THUNDER BAY – On Tuesday, the Northwestern Ontario Municipal Association made a presentation to the Ontario Ministry of Energy Distribution Review Panel to provide information and advice regarding the electrical distribution system in Northwestern Ontario. The presentation focused on three recommendations: voluntary amalgamation, elimination of the current “business case” policy for new distribution, and the need for bottom up planning to replace the current top-down approach. NOMA Vice President Iain Angus, Councillor for the City of Thunder Bay, made the presentation.
Voluntary Amalgamation: Angus said, “If a municipal community has the critical mass to manage its own distribution system it would be incumbent on the Review Panel to demonstrate how the service can meet the needs of the users of the power supply as well or better with less cost through some other structure, one that does not jeopardize existing cost effectiveness or risk loss of collateral benefits to ratepayers. As to practicalities, the Review Panel…will need to understand the impact of factors unique to the Northwest Region, such as distance. Principles guiding any amalgamation process should include voluntary participation by the parties involved rather than a forced amalgamation based on what make sense in Southern Ontario.”
Business Case Policy: Under the current policies of the Government of Ontario a business case is required for the construction of any new distribution or transmission lines. The proponent, be it a new mine or a new generator, must pay for the construction of the required line to connect to the grid.
Angus commented, “As the Northwest is on the threshold of massive investments in mining, requiring significant construction and operation of infrastructure – from roads to telecommunications, to rail to electrical transmission or distribution – it is patently unfair for the northwest region and those who invest here to be forced to pay for the infrastructure that was publicly paid for to allow for the development of southern Ontario. This policy is not only unfair, but is discriminatory, in its requirement that the remote First Nations who must rely on expensive (from both an economic and an environmental perspective) diesel generation must prove a business case in order to be connected to the provincial grid.”

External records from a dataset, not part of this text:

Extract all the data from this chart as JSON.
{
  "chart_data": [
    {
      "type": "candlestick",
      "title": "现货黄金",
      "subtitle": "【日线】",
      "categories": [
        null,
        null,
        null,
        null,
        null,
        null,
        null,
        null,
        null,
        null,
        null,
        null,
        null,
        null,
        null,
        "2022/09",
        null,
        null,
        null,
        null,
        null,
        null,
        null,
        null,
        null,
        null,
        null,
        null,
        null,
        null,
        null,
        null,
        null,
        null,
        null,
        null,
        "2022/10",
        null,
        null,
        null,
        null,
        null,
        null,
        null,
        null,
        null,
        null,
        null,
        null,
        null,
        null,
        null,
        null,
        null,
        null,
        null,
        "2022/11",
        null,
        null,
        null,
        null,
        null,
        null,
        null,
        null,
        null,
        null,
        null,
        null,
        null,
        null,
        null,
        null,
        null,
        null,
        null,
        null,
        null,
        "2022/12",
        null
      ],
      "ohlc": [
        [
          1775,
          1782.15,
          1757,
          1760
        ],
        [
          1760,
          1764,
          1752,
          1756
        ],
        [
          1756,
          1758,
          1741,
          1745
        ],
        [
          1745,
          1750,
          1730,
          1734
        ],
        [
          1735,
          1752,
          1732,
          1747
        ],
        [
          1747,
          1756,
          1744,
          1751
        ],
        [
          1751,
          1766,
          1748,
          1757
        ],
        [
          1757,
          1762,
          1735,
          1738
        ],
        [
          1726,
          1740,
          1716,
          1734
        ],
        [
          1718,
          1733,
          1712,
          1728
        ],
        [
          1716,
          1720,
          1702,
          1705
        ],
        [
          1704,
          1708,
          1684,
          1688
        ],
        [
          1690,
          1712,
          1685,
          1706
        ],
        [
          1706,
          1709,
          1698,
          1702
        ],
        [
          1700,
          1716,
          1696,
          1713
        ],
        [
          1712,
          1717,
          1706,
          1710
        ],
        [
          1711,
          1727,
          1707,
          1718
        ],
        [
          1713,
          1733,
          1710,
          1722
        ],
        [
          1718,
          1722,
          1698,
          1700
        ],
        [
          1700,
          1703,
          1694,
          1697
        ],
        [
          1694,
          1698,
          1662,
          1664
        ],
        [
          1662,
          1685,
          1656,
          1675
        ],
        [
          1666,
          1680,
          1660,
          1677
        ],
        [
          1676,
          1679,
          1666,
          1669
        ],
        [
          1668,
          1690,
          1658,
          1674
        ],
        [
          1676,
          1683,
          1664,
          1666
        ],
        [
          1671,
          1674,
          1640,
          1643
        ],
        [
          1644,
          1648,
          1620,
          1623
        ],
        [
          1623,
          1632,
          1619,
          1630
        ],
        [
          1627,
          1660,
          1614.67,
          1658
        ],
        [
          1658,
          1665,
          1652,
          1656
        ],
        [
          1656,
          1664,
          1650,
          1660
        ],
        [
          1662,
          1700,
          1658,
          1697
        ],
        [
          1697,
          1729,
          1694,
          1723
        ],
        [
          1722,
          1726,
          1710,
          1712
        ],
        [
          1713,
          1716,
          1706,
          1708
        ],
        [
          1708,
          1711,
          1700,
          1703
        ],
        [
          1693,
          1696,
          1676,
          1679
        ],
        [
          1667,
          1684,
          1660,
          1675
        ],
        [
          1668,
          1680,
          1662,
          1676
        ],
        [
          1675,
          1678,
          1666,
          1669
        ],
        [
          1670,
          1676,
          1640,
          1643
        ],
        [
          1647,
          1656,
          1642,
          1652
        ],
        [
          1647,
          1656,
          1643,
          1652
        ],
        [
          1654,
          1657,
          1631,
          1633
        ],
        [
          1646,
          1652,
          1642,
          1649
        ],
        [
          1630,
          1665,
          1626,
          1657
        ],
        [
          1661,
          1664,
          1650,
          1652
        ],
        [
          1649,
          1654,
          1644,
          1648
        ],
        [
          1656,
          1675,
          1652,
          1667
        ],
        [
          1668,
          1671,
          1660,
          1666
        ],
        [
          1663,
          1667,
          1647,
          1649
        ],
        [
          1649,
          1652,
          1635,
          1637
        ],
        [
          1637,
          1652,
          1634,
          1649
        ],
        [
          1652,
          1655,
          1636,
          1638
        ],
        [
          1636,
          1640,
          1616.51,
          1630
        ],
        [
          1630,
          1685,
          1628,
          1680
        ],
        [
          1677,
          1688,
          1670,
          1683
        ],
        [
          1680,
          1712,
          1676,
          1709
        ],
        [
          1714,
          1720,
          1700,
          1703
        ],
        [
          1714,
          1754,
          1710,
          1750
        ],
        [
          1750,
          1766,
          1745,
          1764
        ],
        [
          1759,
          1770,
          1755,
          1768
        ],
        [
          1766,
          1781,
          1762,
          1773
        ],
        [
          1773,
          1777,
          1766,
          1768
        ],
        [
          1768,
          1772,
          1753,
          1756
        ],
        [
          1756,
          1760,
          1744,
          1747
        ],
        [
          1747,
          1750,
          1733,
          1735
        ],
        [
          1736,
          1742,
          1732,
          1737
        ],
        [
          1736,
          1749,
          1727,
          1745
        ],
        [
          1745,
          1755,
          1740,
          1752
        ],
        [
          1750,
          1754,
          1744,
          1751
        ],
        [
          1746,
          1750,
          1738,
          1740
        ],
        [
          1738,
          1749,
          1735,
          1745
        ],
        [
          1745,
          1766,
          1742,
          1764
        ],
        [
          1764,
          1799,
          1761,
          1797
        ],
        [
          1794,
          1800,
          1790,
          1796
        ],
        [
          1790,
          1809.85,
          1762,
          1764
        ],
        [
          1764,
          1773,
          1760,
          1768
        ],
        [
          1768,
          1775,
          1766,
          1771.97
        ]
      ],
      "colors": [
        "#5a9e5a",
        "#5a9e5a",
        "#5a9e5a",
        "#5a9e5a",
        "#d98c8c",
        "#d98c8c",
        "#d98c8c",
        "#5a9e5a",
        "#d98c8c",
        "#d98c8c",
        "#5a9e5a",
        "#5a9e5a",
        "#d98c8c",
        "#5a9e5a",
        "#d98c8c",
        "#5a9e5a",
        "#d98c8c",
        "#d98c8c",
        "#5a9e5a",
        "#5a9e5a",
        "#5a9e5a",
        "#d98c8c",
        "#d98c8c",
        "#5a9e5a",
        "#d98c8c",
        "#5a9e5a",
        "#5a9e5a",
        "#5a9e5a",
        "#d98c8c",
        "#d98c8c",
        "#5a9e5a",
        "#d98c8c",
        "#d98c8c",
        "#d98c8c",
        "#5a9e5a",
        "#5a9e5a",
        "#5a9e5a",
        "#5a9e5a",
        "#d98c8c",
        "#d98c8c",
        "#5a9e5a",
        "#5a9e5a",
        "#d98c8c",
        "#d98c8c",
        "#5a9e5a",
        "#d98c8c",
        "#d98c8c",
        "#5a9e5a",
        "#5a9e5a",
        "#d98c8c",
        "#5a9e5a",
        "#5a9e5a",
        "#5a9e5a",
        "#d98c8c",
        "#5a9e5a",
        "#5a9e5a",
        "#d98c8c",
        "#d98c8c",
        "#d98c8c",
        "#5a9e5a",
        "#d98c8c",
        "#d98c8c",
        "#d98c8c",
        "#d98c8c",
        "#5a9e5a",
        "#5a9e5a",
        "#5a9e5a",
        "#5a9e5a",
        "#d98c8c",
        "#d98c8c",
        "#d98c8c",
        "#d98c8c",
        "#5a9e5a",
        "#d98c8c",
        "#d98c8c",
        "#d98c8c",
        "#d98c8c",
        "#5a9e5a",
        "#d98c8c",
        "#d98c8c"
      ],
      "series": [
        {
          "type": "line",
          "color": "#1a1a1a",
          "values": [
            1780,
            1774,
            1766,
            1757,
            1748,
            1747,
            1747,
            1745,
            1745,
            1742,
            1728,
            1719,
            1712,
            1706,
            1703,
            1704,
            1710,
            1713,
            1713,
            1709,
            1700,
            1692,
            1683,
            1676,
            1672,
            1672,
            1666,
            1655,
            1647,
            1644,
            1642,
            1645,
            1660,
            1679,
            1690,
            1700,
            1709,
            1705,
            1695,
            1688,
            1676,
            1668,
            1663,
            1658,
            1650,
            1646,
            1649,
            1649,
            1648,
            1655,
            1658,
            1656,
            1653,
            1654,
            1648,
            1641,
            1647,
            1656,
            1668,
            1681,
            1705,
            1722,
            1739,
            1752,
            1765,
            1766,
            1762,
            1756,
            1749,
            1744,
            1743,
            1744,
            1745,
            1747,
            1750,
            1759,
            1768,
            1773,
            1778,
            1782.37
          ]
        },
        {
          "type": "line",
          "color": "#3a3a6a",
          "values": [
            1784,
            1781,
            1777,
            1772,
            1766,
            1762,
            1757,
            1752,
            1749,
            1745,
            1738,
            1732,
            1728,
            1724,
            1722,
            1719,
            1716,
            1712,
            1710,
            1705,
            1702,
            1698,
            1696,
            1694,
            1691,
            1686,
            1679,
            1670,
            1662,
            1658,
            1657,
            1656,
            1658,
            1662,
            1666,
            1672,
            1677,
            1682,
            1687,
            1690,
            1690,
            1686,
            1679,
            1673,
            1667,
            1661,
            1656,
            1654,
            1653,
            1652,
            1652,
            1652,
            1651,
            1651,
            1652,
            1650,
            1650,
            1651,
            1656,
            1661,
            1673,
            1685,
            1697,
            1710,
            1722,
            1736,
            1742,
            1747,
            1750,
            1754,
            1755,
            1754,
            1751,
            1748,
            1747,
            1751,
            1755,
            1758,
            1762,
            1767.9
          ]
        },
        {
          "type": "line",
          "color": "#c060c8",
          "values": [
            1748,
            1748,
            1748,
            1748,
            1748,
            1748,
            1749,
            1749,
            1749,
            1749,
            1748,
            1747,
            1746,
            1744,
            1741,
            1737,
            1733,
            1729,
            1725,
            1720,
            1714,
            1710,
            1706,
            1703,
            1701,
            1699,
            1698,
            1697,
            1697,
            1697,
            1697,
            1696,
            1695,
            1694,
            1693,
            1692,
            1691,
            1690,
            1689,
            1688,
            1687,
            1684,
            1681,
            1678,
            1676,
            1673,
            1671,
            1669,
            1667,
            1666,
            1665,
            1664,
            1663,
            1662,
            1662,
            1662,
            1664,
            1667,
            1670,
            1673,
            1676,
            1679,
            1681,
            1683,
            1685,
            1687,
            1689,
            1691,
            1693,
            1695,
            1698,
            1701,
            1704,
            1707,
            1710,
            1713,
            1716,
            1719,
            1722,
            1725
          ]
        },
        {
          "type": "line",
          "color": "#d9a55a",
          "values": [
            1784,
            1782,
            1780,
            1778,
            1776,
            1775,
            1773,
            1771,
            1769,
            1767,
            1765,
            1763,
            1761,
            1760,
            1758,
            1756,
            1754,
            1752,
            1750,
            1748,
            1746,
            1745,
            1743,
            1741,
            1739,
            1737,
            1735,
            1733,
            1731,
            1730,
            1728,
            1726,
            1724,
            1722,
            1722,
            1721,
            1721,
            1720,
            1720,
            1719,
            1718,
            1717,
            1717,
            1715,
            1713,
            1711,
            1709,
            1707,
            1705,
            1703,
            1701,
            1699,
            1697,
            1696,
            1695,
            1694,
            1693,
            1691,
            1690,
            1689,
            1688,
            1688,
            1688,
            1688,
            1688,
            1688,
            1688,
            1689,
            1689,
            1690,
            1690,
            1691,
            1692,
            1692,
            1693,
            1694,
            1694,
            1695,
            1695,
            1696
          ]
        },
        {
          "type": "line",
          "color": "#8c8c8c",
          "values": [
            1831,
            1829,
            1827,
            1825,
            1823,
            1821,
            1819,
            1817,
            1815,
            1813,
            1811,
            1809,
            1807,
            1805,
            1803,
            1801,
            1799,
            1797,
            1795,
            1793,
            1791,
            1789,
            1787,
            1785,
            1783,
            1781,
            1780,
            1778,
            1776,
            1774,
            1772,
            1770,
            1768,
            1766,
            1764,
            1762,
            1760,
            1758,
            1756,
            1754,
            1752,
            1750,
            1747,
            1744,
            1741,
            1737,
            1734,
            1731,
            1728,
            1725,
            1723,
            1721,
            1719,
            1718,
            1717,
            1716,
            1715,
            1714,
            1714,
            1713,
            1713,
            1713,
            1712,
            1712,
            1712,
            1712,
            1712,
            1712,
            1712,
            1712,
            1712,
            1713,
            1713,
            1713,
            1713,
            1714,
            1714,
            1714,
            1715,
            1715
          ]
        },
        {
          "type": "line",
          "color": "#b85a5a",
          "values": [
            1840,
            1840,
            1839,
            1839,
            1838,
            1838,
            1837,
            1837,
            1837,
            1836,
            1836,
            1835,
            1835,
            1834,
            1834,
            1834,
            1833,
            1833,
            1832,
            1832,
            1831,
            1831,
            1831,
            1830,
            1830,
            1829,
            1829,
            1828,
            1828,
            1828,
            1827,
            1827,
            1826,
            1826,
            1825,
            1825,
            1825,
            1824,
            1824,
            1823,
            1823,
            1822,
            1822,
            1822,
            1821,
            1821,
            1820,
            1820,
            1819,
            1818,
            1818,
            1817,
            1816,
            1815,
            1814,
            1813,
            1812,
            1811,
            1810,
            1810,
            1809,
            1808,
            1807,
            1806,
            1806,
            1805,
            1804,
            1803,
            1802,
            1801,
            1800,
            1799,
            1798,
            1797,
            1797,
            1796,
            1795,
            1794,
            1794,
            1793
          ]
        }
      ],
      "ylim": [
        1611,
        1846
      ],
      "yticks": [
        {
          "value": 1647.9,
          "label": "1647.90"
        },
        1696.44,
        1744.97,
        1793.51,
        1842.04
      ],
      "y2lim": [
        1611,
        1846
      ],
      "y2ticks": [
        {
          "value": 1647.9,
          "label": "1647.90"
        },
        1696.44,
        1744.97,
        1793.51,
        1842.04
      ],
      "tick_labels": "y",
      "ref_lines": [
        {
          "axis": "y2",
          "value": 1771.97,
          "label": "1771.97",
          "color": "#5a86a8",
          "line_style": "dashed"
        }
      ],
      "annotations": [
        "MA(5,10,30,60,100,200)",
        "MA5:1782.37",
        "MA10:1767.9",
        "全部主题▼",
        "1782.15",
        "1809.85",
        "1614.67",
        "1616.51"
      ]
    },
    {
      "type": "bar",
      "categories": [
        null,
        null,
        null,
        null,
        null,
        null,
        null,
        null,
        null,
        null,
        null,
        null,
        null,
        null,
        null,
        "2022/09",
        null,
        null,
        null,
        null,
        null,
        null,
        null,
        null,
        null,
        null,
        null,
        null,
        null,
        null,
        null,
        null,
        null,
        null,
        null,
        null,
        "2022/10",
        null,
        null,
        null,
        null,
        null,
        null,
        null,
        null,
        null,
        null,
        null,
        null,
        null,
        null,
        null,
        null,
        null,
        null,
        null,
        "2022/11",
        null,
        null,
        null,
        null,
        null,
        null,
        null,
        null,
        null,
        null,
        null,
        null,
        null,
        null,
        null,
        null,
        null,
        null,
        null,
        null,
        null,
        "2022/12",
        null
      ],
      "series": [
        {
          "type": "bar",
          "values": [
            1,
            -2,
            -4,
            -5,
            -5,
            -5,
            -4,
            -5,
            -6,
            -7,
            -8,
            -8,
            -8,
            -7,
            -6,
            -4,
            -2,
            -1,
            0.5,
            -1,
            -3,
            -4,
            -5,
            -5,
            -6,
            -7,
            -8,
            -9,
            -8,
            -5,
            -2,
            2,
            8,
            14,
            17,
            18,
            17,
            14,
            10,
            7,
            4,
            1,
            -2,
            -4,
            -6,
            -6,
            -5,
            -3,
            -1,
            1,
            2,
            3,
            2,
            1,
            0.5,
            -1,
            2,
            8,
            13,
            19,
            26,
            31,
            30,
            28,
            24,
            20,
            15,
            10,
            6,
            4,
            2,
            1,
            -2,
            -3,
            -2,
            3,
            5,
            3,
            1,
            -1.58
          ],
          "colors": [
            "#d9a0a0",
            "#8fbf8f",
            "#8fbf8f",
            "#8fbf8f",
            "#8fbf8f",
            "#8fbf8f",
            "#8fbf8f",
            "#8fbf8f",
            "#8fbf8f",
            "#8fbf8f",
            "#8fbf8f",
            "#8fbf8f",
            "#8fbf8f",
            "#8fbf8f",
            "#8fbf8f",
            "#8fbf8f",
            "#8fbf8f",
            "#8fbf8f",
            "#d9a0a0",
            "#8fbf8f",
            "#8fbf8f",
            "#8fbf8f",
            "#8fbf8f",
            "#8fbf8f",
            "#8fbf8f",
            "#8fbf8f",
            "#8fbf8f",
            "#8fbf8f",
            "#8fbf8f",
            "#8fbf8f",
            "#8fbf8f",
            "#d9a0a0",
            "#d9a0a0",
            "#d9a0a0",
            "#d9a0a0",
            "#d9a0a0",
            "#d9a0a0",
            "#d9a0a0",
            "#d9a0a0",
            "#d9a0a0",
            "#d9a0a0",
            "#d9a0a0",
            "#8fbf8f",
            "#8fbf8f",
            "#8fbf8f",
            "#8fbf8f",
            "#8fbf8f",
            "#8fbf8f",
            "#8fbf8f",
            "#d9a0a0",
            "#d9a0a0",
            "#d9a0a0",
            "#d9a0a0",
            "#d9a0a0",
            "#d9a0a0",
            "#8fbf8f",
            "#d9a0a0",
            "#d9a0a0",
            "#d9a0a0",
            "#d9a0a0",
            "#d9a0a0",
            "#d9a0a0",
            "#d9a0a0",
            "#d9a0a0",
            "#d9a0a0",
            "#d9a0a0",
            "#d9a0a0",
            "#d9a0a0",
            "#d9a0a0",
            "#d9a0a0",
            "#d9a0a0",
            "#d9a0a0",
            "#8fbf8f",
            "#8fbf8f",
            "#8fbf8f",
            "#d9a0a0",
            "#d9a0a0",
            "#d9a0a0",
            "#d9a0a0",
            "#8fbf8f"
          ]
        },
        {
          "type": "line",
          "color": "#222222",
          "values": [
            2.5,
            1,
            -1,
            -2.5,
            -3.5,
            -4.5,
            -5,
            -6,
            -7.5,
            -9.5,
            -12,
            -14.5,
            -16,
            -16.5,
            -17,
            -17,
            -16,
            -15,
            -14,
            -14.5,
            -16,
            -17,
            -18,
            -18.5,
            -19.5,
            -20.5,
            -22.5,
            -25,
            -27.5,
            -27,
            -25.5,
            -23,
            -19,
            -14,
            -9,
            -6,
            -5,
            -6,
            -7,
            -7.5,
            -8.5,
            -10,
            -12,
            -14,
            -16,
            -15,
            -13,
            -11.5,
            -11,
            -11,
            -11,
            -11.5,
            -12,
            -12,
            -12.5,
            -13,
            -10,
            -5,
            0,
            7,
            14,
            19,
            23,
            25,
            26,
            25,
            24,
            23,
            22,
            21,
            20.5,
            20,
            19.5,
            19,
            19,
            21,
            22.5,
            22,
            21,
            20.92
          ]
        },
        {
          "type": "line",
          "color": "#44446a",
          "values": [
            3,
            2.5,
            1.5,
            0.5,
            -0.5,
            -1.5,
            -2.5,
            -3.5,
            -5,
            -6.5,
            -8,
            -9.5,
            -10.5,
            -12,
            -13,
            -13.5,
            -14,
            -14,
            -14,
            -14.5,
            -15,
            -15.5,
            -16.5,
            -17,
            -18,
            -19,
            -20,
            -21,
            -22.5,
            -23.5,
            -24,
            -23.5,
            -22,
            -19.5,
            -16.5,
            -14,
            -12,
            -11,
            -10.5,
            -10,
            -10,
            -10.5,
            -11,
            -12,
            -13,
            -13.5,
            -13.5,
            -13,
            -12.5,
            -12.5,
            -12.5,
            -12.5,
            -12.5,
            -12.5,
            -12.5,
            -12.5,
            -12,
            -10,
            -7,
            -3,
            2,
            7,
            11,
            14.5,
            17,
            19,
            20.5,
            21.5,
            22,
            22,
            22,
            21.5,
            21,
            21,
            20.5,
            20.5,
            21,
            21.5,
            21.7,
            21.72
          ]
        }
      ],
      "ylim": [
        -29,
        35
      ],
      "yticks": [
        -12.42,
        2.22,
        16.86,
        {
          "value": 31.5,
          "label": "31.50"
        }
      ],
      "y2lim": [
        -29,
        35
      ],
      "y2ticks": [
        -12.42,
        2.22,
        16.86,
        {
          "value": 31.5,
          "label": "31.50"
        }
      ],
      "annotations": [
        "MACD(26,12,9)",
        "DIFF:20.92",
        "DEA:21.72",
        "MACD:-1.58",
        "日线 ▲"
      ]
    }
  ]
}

Bottom Up Planning: Requirements-type infrastructure planning starts on the premise that a problem has already been accurately identified and properly understood by the planner and that the proposed change will address the problem. The planning that results involves selection of a process, structure or system that will bring about the change. The final steps are the efficient implementation of the process, structure or system selected and an assessment as to whether it has been effective in addressing the identified problem.
By contrast, needs-analysis starts with a broad inquiry as to what the end users or beneficiaries of the infrastructure actually need and should reasonably expect to have. The planning that is involved turns on development of changes that can be expected to address the needs that the users or beneficiaries of the infrastructure have identified. There is no final step in needs-analysis planning; rather, there are objective assessments, and ongoing re-assessments, as to whether the infrastructure changes that have been developed and implemented actually address the needs of the users and beneficiaries and, where they do not do so on a continuing basis, needs-analysis planning continues.
Angus explained, “The distinction between requirements planning and needs-analysis planning is useful because what the Northwest Region has not had, in relation to power system infrastructure development in particular, is adequate needs-analysis planning. NOMA asks that the Review Panel recognize that the planning for the power system, distribution in particular, in Northwest Region should start with needs-based planning.”
Angus indicated that the panel members, all former members of the Ontario Legislature, were receptive to the arguments and reflected a recognition that the Northwest is different in many ways. “I am optimistic that the message got through,” concluded Angus.
The full presentation is available at www.noma.on.ca
NOMA represents the interests of 37 municipalities from Kenora and Rainy River in the west to Hornepayne and Wawa in the east. It provides leadership in advocating regional interests to all orders of government and other organizations.